I’m powerless. I can’t yell, I can’t move, though moving won’t help anyone right now. I can just watch as the snow comes down in a relentless blast, the powder clouds rising high into the sky. In seconds Tim, Jace and the climber have vanished, disappeared under the cover of snow and then the wall starts moving up the edges of the bowl, coming for us.
It should stop just below us, the momentum already slowing, but it’s still rising, crawling up the ridge to where we are, reaching for us with icy fingers.

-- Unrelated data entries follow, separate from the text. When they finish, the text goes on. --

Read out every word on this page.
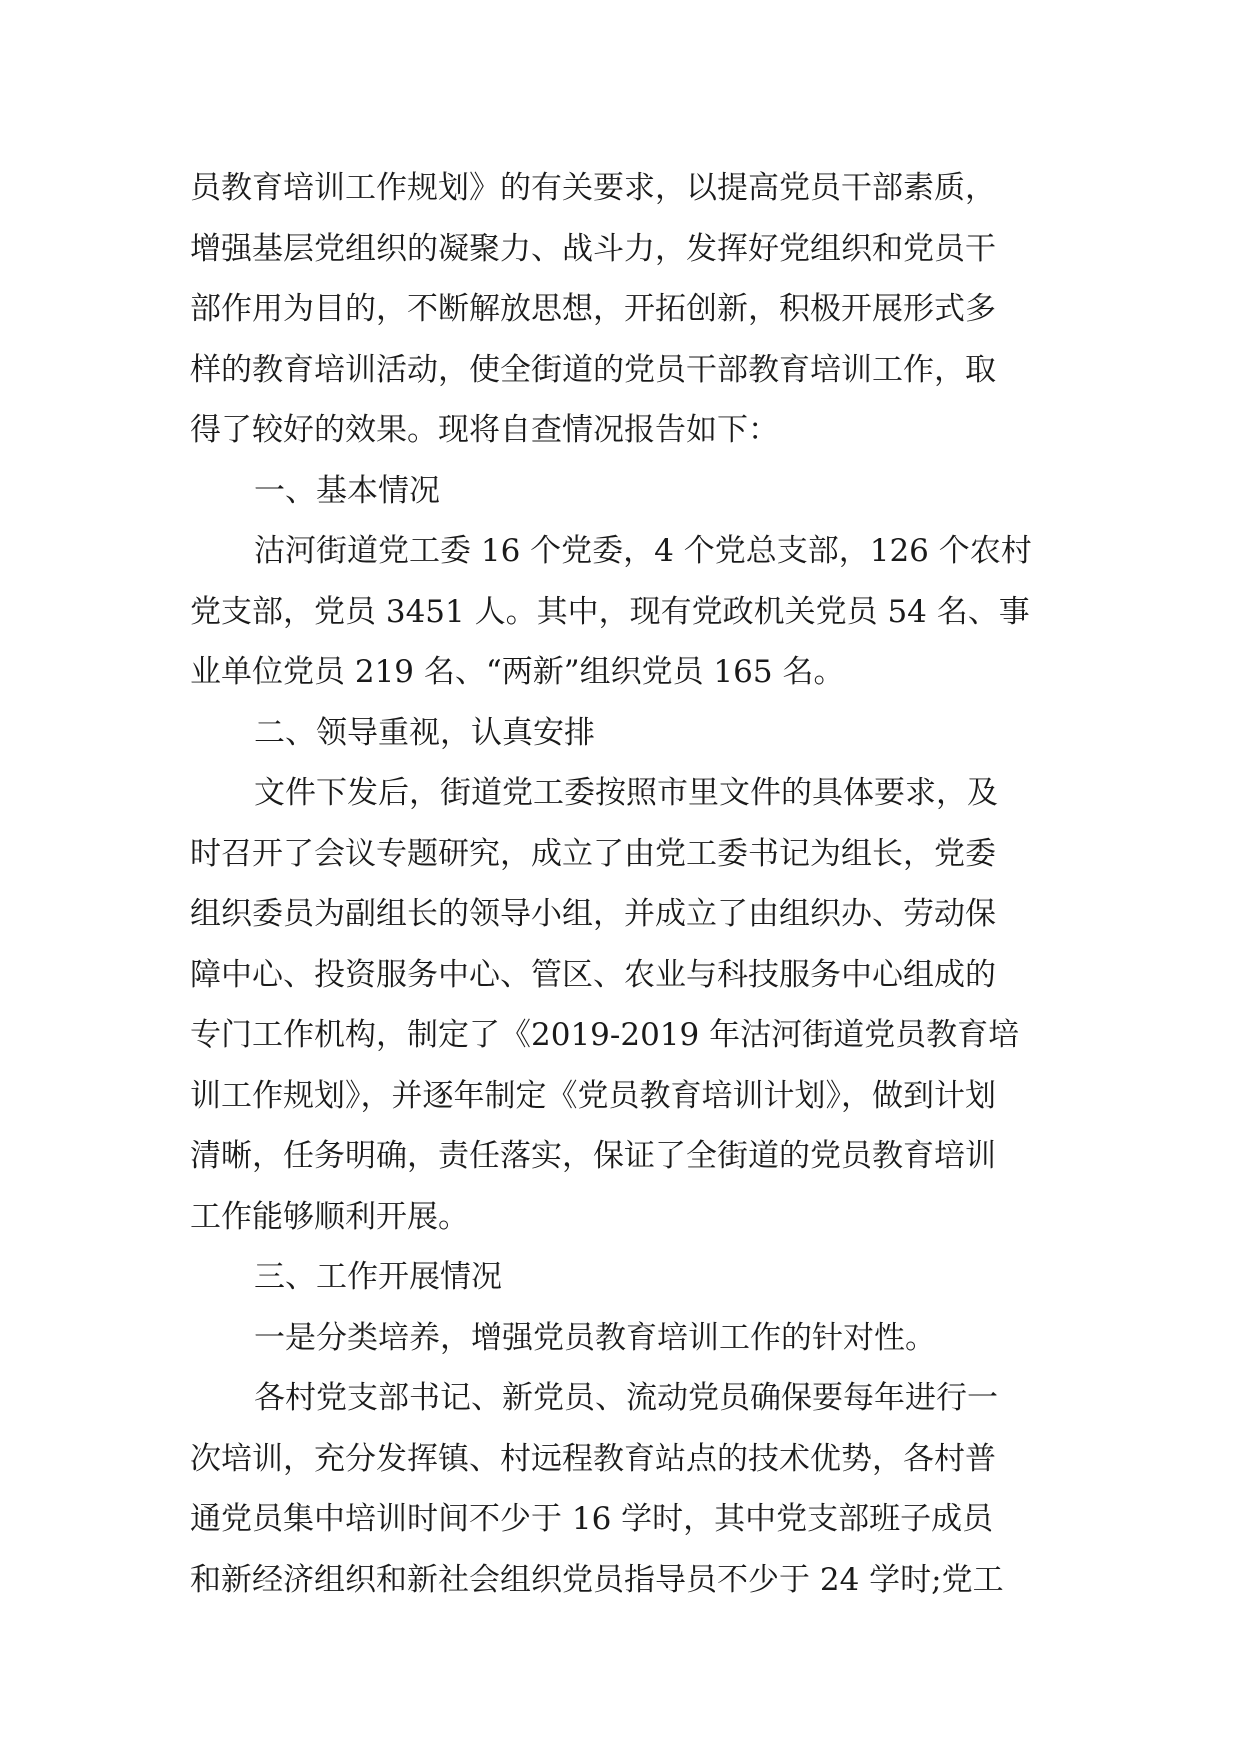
员教育培训工作规划》的有关要求，以提高党员干部素质，
增强基层党组织的凝聚力、战斗力，发挥好党组织和党员干
部作用为目的，不断解放思想，开拓创新，积极开展形式多
样的教育培训活动，使全街道的党员干部教育培训工作，取
得了较好的效果。现将自查情况报告如下：
一、基本情况
沽河街道党工委 16 个党委，4 个党总支部，126 个农村
党支部，党员 3451 人。其中，现有党政机关党员 54 名、事
业单位党员 219 名、“两新”组织党员 165 名。
二、领导重视，认真安排
文件下发后，街道党工委按照市里文件的具体要求，及
时召开了会议专题研究，成立了由党工委书记为组长，党委
组织委员为副组长的领导小组，并成立了由组织办、劳动保
障中心、投资服务中心、管区、农业与科技服务中心组成的
专门工作机构，制定了《2019-2019 年沽河街道党员教育培
训工作规划》，并逐年制定《党员教育培训计划》，做到计划
清晰，任务明确，责任落实，保证了全街道的党员教育培训
工作能够顺利开展。
三、工作开展情况
一是分类培养，增强党员教育培训工作的针对性。
各村党支部书记、新党员、流动党员确保要每年进行一
次培训，充分发挥镇、村远程教育站点的技术优势，各村普
通党员集中培训时间不少于 16 学时，其中党支部班子成员
和新经济组织和新社会组织党员指导员不少于 24 学时;党工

Instinctively I move in front of Riley to shield her, even though I know the worst we’ll get hit with is a face full of powder.
But she screams.
I turn around in time for the powder cloud to hit my back and to see her stumble backward aw
ay from me, arms wheeling around trying to keep her balance on the thin line of the ridge.
“Riley!” I cry out, lunging for her.
But it’s too late.
She falls backward, ten feet down onto the slope of ice and starts sliding down, fast, first on her back and then flipping over, trying wildly to grab hold of the ice as she slides.
I don’t think.
I just move.
I leap off the ridge and land on my stomach, arms out, sliding down right after her, head first.
The slope is pure ice, fifty degrees slant, and I’m hurtling down faster than a car, my hands stretched out in front of me, trying to be as aerodynamic as possible to catch up. I have no idea how I’m going to stop, I just know that I have to reach her before she goes over the edge.
She’s trying to dig her fingers in but at this speed and with her gravitational pull, it’s pointless. Then she flips back over, trying to get her pack off. With one hand on the straps, it rises above her in an attempt to slow down.
It doesn’t slow her down much but it does close the distance between us. Snow, ice flies in my face and I keep my eyes focused on hers. They’re wild, they’re panicked, they’re a vessel of fear.
I catch up to the pack, grabbing the strap and reach for her ice axes. I grab one and with my free hand start trying to jab it into the ice but it’s impossible to get a good stick.
“Hold on!” I scream at her and my eyes fly over her head and at what lays beyond her.
Fifty feet until she’s over the edge.
Forty feet.
Thirty feet.
Frantically, I try again, jabbing again and again with the axe as we slide toward our death.
Twenty feet.
Holy fuck.
We’re not going to make it.
This is it.
We’re going over the edge.
We’re going to die.
Ten feet.
God, please…
Thwack.
My axe penetrates the ice, sinking in to the hilt, and a cry is ripped from my throat as it stops me, causing me to swing around one eighty, still holding onto the pack, both of us spinning as we’re whipped around on the ice face, her body swinging up higher than me, the edge just six feet below my legs.